Many fought back, of course.

“The family, religious association, and local community”—these, the conservatives insisted, cannot be regarded as the external products of man’s thought and behavior; they are essentially prior to the individual and are the indispensable supports of belief and conduct. Release man from the contexts of community and you get not freedom and rights but intolerable aloneness and subjection to demonic fears and passions. Society, Burke wrote in a celebrated line, is a partnership of the dead, the living, and the unborn. Mutilate the roots of society and tradition, and the result must inevitably be the isolation of a generation from its heritage, the isolation of individuals from their fellow men, and the creation of the sprawling, faceless masses.

In each case, though, the opposition could only slow down the progress of degeneration, not stem it.

Sometimes unwittingly and sometimes with full intent, progressive thinkers sought to substitute the old notions of community—and dominate the separate spheres of religion, law, culture, neighborhood, faith, etc.—through the mass organization of the nation state. Thus, as many lost his ties to the old world, the new world increased its power in power, exponentially. As such, Nisbet claimed, there is little difference between the totalitarianisms of Nazism and communism on one hand and the soft totalitarianism of democracies on the other. One is brutal, and the other is subtle. The brutal one, not surprisingly, has taken on all the functions of a religion.
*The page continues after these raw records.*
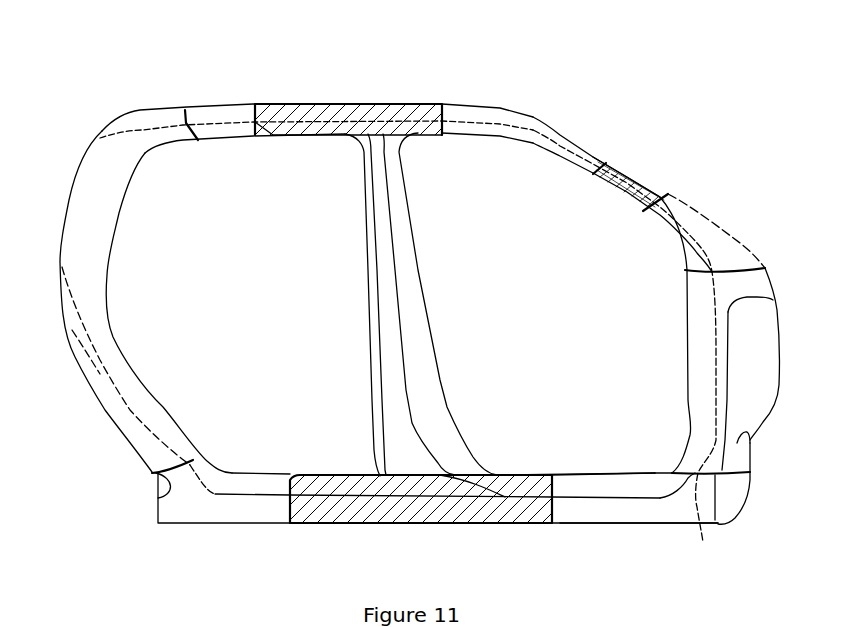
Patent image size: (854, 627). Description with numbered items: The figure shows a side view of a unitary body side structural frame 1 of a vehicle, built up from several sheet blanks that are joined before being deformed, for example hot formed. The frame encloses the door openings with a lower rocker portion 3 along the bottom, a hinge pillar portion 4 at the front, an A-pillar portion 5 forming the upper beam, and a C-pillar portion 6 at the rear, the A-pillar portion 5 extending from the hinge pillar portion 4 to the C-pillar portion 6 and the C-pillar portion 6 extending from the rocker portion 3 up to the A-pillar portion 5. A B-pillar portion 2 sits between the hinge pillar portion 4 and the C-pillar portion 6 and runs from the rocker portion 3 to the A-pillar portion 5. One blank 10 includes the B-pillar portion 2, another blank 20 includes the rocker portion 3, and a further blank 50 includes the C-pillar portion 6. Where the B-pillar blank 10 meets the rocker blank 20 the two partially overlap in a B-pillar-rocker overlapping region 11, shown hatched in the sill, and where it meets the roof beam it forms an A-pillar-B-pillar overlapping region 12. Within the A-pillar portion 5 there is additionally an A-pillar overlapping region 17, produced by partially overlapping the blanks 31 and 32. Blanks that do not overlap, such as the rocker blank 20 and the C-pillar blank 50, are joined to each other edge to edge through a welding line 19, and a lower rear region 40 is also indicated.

The unitary body side structural frame 1 is at (237, 48).
The B-pillar portion 2 is at (432, 214).
The rocker portion 3 is at (283, 530).
The hinge pillar portion 4 is at (783, 344).
The A-pillar portion 5 is at (560, 110).
The C-pillar portion 6 is at (72, 172).
The blank 10 is at (373, 400).
The B-pillar-rocker overlapping region 11 is at (450, 478).
The A-pillar-B-pillar overlapping region 12 is at (400, 103).
The A-pillar overlapping region 17 is at (627, 166).
The welding line 19 is at (158, 493).
The blank 20 is at (634, 521).
The blank 31 is at (686, 206).
The blank 32 is at (596, 157).
The rear pillar lower portion 40 is at (750, 443).
The blank 50 is at (95, 361).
Marxism, like all other totalitarian movements in our century, must be seen as a kind of secular pattern of redemption, designed to bring hope and fulfillment to those who have come to feel alienated, frustrated, and excluded from what they regard as their rightful place in a community. In its promise of unity and belonging lies much of the magic of totalitarian mystery, miracle, and authority. Bertrand Russell has not exaggerated in summing up the present significance of Marxism somewhat as follows: dialectical materialism is God; Marx the Messiah; Lenin and Stalin the apostles; the proletariat the elect; the Communist party the Church; Moscow the seat of the Church; the Revolution the second coming; the punishment of capitalists in hell; Trotsky the devil; and the Communist commonwealth kingdom come.

Yet, Nisbet warned, soft totalitarianism can be just as insidious. He gave the example of the Manhattan Project as a fundamental incident in the history of the loss of community, substituted with something false.

What gave the Manhattan Project the possibility of success, not to mention the possibility of existing at all, with its many restrictions upon normal communication, with all its impersonality and enforced anonymity, was the deep moral compulsion of war, of participation in a spiritual crusade against the enemy. When the end of the war came, many of the demands of secrecy and depersonalization became nearly intolerable, leading in turn to disaffection and, if we may believe the testimony of some well-informed scientists, to a serious reduction in efficiency and achievement.

In many ways, Nisbet argued, totalitarianism is more effective in not only killing natural community but instituting false community as it is always blatant in its likes and dislikes, its hatreds and its favoritisms.

Regardless, all of human society is moving—seemingly in a world without end—toward conformity and dread sameness. Our quest, therefore, has become something both natural and unnatural. It is natural to desire to belong, but it is horrifically unnatural in the ways we choose to commune.